In this step, Bob documents how his previous skills and career can be used for his dream career. This is the best step of the process. He realizes that he is closer to his goal than he previously thought. He browses through all his old projects and documents to check for previous work examples. Bob spends almost a week to finish this step.

He first makes a list of all his green/orange skills that he possesses:

  • JavaScript
  • JQuery

Then he creates a portfolio of work examples for each of the above skills. All skills are documented in the STAR interview format. He also documents the skills in his resume. To learn more about this, he reviews our blogs regarding resumes and cover letters.

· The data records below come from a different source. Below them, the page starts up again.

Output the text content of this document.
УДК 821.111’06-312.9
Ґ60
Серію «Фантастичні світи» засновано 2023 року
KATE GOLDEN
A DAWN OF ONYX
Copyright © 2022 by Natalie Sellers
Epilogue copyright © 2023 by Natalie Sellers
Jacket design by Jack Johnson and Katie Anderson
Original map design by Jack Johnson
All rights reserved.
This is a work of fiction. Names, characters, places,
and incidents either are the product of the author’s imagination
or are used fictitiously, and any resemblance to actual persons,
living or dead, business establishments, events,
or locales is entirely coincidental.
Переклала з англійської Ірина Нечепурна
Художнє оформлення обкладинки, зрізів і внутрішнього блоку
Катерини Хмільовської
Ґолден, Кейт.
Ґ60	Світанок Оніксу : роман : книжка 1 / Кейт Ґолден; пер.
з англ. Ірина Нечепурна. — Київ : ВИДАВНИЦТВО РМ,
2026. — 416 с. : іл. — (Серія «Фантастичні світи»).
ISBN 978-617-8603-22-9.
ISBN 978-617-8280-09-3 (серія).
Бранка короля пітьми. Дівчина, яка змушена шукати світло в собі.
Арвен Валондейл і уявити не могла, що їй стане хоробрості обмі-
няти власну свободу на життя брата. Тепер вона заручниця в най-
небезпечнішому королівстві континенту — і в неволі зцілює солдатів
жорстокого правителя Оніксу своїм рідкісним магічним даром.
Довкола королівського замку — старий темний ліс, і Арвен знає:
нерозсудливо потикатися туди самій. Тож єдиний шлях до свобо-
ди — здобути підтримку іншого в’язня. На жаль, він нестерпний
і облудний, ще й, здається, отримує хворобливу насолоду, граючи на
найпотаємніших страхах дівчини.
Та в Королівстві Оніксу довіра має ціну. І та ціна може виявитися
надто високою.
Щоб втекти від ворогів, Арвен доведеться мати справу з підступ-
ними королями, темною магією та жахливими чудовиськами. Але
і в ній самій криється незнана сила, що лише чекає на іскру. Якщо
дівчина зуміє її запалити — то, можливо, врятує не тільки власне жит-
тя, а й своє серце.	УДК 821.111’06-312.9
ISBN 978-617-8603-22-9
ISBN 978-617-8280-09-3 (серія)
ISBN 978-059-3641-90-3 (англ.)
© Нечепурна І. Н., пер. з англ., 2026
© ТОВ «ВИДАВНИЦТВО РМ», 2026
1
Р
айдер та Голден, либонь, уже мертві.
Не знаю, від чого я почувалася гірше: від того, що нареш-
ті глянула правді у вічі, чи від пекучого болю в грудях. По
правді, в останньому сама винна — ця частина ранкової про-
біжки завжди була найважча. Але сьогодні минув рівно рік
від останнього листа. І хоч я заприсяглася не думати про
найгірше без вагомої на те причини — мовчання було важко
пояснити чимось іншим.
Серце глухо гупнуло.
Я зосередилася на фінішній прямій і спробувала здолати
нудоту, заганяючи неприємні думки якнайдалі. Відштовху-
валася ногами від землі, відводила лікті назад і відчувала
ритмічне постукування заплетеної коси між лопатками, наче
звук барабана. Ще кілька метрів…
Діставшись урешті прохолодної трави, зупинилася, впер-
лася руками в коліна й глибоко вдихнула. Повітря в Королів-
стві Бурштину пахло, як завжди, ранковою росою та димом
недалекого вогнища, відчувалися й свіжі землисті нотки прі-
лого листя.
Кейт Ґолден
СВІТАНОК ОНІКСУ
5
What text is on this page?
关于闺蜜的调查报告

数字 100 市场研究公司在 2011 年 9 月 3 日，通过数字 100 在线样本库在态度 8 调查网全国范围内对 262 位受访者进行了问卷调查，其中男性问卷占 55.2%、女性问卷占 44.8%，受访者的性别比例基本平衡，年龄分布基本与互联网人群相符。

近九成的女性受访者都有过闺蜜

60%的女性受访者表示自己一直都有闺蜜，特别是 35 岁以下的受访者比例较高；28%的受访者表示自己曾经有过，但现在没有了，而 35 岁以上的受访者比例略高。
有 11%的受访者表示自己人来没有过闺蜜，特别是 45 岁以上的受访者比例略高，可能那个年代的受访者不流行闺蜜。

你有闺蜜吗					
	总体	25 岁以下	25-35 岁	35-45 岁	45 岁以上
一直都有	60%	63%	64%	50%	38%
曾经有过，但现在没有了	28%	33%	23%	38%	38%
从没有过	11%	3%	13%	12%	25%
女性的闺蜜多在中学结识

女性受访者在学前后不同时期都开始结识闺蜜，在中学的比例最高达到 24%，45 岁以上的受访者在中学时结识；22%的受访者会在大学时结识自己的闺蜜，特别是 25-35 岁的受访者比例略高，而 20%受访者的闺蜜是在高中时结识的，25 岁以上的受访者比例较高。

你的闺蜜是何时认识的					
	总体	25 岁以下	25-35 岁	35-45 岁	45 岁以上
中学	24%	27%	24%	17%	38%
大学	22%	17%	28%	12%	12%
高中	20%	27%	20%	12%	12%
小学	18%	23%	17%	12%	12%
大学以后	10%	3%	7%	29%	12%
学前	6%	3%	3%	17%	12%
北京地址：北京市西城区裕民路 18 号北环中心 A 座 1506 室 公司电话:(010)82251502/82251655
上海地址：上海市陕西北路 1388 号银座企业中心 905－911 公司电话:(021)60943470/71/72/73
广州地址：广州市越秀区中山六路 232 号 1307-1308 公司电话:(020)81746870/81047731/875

Step IV: What skills do you need to train for?

This is the hardest step for Bob. He realizes the time and effort needed to change careers. He makes a list of skills that he lacks, and calls his friends in the field to ask them what it takes to learn them. Then he prioritizes the skills using skills prioritization matrix and then comes up with a training plan. The prioritization matrix takes into account the number of times the required skills shows up on the Skills Matrix and the value (1-5) that a seasoned professional assigns to the skill.

The skills that he requires are:

  • VB .Net / C# .Net
  • MVC
  • Pearl
  • Python
  • Entity Framework
  • iOS Apps SQL
  • SharePoint

For the Prioritization matrix shown below, Bob counts the number of times each skill occurs on the Skills Matrix and gets a “Skills Prioritization Matrix” for each job, shown below. Then he asks his programmer friend to rank each skill for importance from 1-5. The total of both values marks the relative importance of each skill.

Prioritization Matrix 300x116 - Bob Chooses His Career Path

Bob decides that he wants to train on the first three skills first. He sets up a training plan that involves going to a programming boot camp and practice pet projects as well after that. He decides to pay $16000 for the boot camp for three months; though he had the option of learning it free online or paying $80000 for a four-year college course.

The training plan will differ for different people based on their needs and field of interest. Make sure that you take into account the cost and time involved for each option.